Jean CAZELLES

Né en 1948 au cœur du bassin industriel aveyronnais qu’il ne s’est jamais décidé à quitter, Jean Cazelles pratique en autodidacte le dessin et la "photo" dès l’age de neuf ans – il vient tout juste de gagner une merveille de jouet photographique dans une pochette surprise ! Après ses études parisiennes à l’École Supérieure d’Arts Graphiques (ex-Académie Julian), il devient professeur d’Arts plastiques à Rodez. Sa prédilection pour la photographie le conduit naturellement à faire d’elle sa priorité dans son enseignement, comme dans toutes ses activités artistiques, au point de rêver un jour à la promouvoir sur ses terres et dans toute sa pluralité. C’est chose faite le 1er juin 1988 lorsqu’il déclare à la préfecture de son département, la constitution de l’association Photofolies12 ; le premier festival éponyme voit le jour dans la cité ruthénoise avec Raymond Depardon à l’affiche. Dès lors, les plus grands talents accèdent aux cimaises automnales aveyronnaises, lesquels exhortent à leur tour l’organisateur Jean Cazelles à donner un véritable élan à son travail d’auteur. Ce n’est qu’après la remise du Prix spécial du jury qui lui est décerné en 1995 par Agfa Noir & Blanc et Photographies Magazine, qu’il voit l’opportunité de jouer avec la polysémie de l’image et la sensualité de la matière pour transgresser plus encore le réel et son emprise récurrente. Une orientation décisive qu’il revendique aujourd’hui. Fondateur et président d’honneur des Photofolies, Jean Cazelles est Officier dans l’ordre des Palmes Académiques et Chevalier dans l’ordre des Arts & des Lettres. En 2016, il reçoit le Prix Cabrol de la Société des Lettres, Sciences et Arts de l’Aveyron, pour son œuvre photographique.
7 Commentaires
  1. Re : “Toile – l’envers du décor”

    Parce que le regard glisse d’une réalité à une autre, du plus particulier à l’universel, les raisons d’associer plusieurs images en polyptyques sont plurielles.
    Une image disparait, une autre par degrés apparait.
    Il en est ainsi de ce passage du fondu enchainé de l’œil vers la permanence du cosmos…
    Jean Cazelles (Télescopages visuels)

  2. Costaud de pouvoir transformer cet infâme tas de plastique en sublime paysage de montagne sous une voûte étoilée (“J’ai pétri de la boue et j’en ai fait de l’or”).
    Bravo. Superbe !

  3. Le diptyque ne se justifiait pas, une seule des deux images aurait suffi à mon bonheur ! Un très beau carré qui eu pleinement profité d’un format déjà restreint et qui nous aurait permis de mieux l’apprécier.

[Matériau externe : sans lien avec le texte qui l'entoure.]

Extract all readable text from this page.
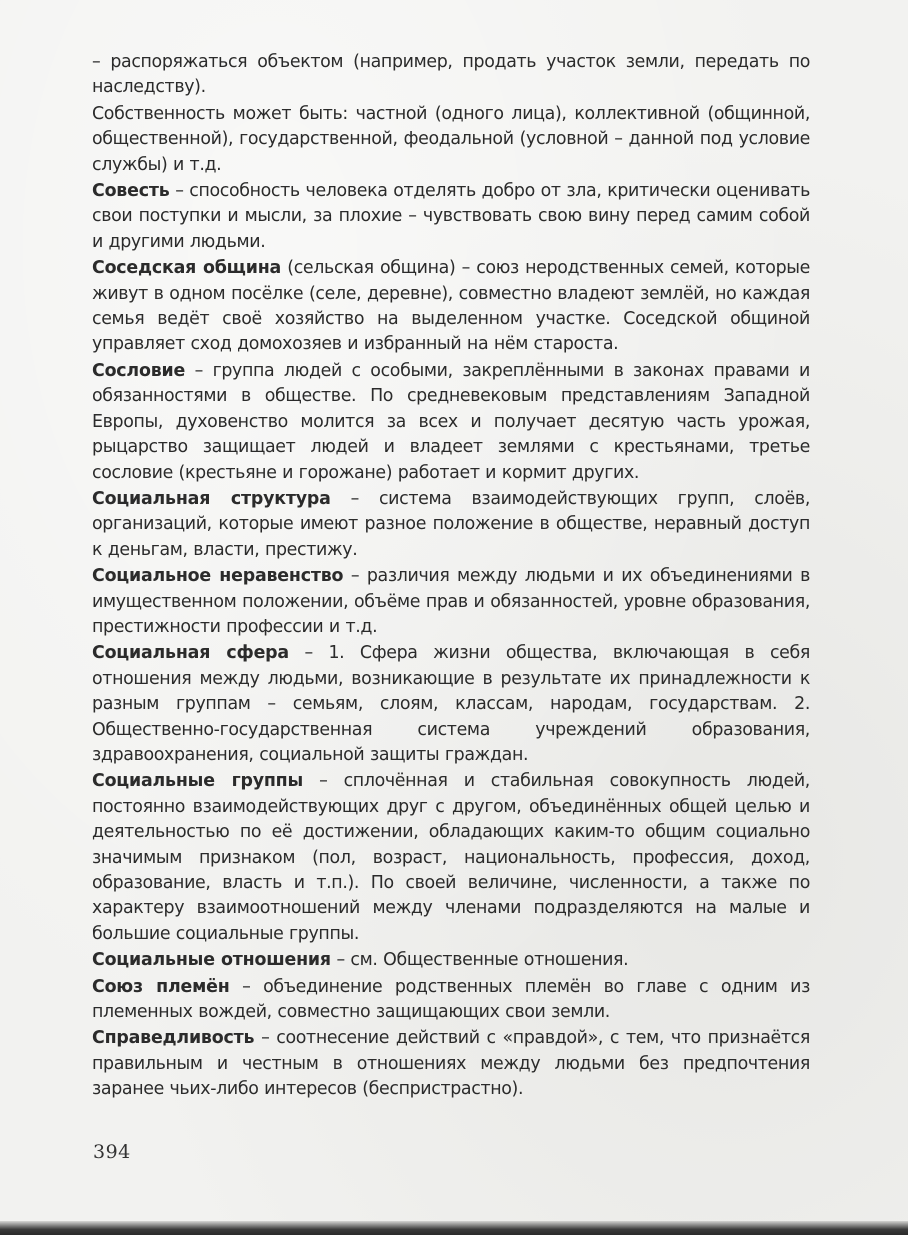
– распоряжаться объектом (например, продать участок земли, передать по наследству).

Собственность может быть: частной (одного лица), коллективной (общинной, общественной), государственной, феодальной (условной – данной под условие службы) и т.д.

Совесть – способность человека отделять добро от зла, критически оценивать свои поступки и мысли, за плохие – чувствовать свою вину перед самим собой и другими людьми.

Соседская община (сельская община) – союз неродственных семей, которые живут в одном посёлке (селе, деревне), совместно владеют землёй, но каждая семья ведёт своё хозяйство на выделенном участке. Соседской общиной управляет сход домохозяев и избранный на нём староста.

Сословие – группа людей с особыми, закреплёнными в законах правами и обязанностями в обществе. По средневековым представлениям Западной Европы, духовенство молится за всех и получает десятую часть урожая, рыцарство защищает людей и владеет землями с крестьянами, третье сословие (крестьяне и горожане) работает и кормит других.

Социальная структура – система взаимодействующих групп, слоёв, организаций, которые имеют разное положение в обществе, неравный доступ к деньгам, власти, престижу.

Социальное неравенство – различия между людьми и их объединениями в имущественном положении, объёме прав и обязанностей, уровне образования, престижности профессии и т.д.

Социальная сфера – 1. Сфера жизни общества, включающая в себя отношения между людьми, возникающие в результате их принадлежности к разным группам – семьям, слоям, классам, народам, государствам. 2. Общественно-государственная система учреждений образования, здравоохранения, социальной защиты граждан.

Социальные группы – сплочённая и стабильная совокупность людей, постоянно взаимодействующих друг с другом, объединённых общей целью и деятельностью по её достижении, обладающих каким-то общим социально значимым признаком (пол, возраст, национальность, профессия, доход, образование, власть и т.п.). По своей величине, численности, а также по характеру взаимоотношений между членами подразделяются на малые и большие социальные группы.

Социальные отношения – см. Общественные отношения.

Союз племён – объединение родственных племён во главе с одним из племенных вождей, совместно защищающих свои земли.

Справедливость – соотнесение действий с «правдой», с тем, что признаётся правильным и честным в отношениях между людьми без предпочтения заранее чьих-либо интересов (беспристрастно).

394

  4. Pas d’ac avec toi Estienne. Nous retrouvons-là un débat que nous avons déjà traité par le passé. Je trouve qu’il y a une dynamique du diptyque bien fait, et c’est le cas ici, qui apporte une plus value aux deux images. La simple inversion par exemple proposée ici introduit une nouvelle dimension : d’un côté le ciel étoilé, de l’autre le reflet de ce ciel dans l’eau, et entre les deux une tension du très haut vers le très bas, du gazeux vers le liquide, du sublime de la voûte céleste vers le sordide d’une mare croupissante… L’image de gauche seule n’aurait été que belle : ici elle prend de la profondeur. Du moins est-ce mon avis.

  5. Je maintiens que les raisons d’associer plusieurs images sont plurielles ; l’idée de l’association (ou pas) et du retournement (ou non) de ce visuel m’a été directement et merveilleusement révélée “à l’envers” par le dépoli de mon moyen format. Le jeu possible de la monstration dépend ici très souvent de la scénographie envisagée.
    PS : Cette photographie, plusieurs fois primée, a été acquise par Jean Dieuzaide pour le Château d’eau.

  6. Association féconde qui allie et oppose notre monde du déchet à la magnificence d’un ciel étoilé.
    J’ai depuis longtemps un livre de Jean Dieuzaide (Quand la lumière tient la plume) que j’aime beaucoup et que je feuillette souvent avec beaucoup de plaisir….

  7. Et pour moi c’est un des plus beaux exemples que nous ayons eu ici d’un diptyque parfait. Je comprends les jurys qui ont primé. Superbe travail.